Your five culture dimensions are correlated. A firm that scores high on integrity tends to score high on teamwork, because both pull on similar vocabulary. This inflates the apparent signal when you use the scores as regressors together. You want dimensions that are decorrelated, while keeping column names interpretable.

Solution

Apply ZCA (zero-phase component analysis) whitening as a post-scoring step. ZCA is the whitening transform that makes the columns uncorrelated with unit variance while staying as close as possible to the original axes. Unlike PCA whitening, ZCA does not rotate the data into a new basis: the column named integrity still measures something close to integrity, not "principal component 1".

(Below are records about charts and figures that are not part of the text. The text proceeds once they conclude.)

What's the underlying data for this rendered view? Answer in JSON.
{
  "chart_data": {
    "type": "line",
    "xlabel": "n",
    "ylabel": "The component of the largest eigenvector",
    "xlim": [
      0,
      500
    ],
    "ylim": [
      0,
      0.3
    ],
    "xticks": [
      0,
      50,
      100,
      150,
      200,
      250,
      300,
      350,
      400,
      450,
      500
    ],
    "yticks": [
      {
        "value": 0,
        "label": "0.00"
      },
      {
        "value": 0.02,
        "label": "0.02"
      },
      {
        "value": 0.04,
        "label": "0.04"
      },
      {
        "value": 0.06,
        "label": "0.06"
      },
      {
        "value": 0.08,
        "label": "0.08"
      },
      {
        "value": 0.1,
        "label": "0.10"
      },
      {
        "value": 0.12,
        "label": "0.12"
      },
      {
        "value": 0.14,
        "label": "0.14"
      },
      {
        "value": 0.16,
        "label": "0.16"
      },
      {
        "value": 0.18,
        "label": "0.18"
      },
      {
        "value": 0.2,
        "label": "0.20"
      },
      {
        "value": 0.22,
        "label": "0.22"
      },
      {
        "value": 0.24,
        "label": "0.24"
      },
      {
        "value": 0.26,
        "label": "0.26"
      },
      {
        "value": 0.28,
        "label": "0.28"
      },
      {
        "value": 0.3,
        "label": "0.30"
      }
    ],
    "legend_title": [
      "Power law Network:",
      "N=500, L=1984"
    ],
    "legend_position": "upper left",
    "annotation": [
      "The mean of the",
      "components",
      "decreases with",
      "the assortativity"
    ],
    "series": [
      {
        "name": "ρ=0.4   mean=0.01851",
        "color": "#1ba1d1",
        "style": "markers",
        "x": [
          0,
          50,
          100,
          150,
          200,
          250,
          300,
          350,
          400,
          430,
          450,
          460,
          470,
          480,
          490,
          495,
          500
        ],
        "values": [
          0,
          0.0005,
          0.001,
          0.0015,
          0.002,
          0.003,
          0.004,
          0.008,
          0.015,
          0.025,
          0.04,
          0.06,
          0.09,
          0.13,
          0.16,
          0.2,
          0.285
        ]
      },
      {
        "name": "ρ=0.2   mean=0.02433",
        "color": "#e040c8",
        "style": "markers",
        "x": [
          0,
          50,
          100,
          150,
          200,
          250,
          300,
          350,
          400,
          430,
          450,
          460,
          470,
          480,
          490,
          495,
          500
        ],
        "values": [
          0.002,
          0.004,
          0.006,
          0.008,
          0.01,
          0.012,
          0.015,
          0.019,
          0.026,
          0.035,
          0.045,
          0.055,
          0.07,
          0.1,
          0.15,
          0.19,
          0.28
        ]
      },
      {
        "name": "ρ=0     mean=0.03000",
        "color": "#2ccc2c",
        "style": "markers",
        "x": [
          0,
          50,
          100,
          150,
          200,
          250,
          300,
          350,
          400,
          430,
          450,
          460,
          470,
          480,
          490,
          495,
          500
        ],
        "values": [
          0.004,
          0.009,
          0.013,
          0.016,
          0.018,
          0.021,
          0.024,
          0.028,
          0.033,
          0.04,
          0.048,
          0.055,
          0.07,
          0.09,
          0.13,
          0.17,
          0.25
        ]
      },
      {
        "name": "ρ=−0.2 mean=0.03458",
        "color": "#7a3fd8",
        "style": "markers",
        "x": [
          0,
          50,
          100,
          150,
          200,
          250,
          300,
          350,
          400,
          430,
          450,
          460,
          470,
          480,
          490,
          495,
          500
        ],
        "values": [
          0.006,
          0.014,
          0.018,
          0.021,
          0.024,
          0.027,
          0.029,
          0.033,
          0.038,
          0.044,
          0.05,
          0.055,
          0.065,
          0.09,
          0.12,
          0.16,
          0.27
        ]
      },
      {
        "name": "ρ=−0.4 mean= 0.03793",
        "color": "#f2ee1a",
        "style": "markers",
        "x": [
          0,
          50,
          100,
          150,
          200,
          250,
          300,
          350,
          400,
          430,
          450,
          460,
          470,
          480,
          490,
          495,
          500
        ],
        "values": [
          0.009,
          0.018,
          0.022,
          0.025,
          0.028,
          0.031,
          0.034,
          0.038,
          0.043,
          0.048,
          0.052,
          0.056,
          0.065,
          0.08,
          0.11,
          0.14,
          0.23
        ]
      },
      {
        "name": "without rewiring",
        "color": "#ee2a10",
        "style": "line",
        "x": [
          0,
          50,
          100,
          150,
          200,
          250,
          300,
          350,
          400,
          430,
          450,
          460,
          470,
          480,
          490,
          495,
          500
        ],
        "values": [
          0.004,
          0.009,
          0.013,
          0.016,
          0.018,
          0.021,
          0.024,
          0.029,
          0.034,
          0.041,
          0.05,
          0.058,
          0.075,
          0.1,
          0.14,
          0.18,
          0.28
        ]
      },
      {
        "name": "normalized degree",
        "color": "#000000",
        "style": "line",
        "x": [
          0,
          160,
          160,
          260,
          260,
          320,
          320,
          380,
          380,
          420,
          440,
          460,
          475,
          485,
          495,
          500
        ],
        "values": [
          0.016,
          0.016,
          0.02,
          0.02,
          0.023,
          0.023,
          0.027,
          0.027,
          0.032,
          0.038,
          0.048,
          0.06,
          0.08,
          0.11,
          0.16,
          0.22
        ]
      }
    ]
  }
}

This is the same post-processing idea the Marketing-Measures/marketing-measures package uses for their firm-level measures.

Turn it on in Config

from lmsy_w2v_rfs import Pipeline, Config, load_example_seeds

seeds = load_example_seeds("culture_2021")
cfg = Config(seeds=seeds, zca_whiten=True)
p = Pipeline.from_csv("transcripts.csv", work_dir="runs/x", config=cfg)
p.run()
df = p.score_df("TFIDF")   # columns are already whitened

Or whiten an existing scores DataFrame manually

from lmsy_w2v_rfs import zca_whiten

df_whitened = zca_whiten(
    df, dims=["integrity", "teamwork", "innovation", "respect", "quality"],
)

CLI

lmsy-w2v-rfs run --input docs.txt --out runs/x --zca-whiten

Notes

  • In-sample fit: the transform is computed from scores[dims] itself, so the decorrelation is exact on the data you pass in. If you want new documents to land on the same whitened scale, compute the whitening matrix on a reference corpus and cache it; apply the cached matrix to future scores. The current implementation does not split fit and transform; for now, fit on the full corpus you plan to analyze.
  • epsilon: eigenvalue floor for numerical stability. Default 1e-6. Raise to 1e-4 if the covariance is near-singular (small corpus, or dimensions that are nearly-degenerate).
  • Order of operations: whitening runs after tf-idf weighting and after L2 normalization (if Config(tfidf_normalize=True) is set) but before firm_year aggregation. Firm-year means are over whitened document scores.
  • Interaction with firm-year aggregation: the per-document divide-by- length and scale-to-per-100-tokens steps in aggregate_to_firm_year are applied to the whitened columns. If that is not what you want, skip firm_year and aggregate yourself.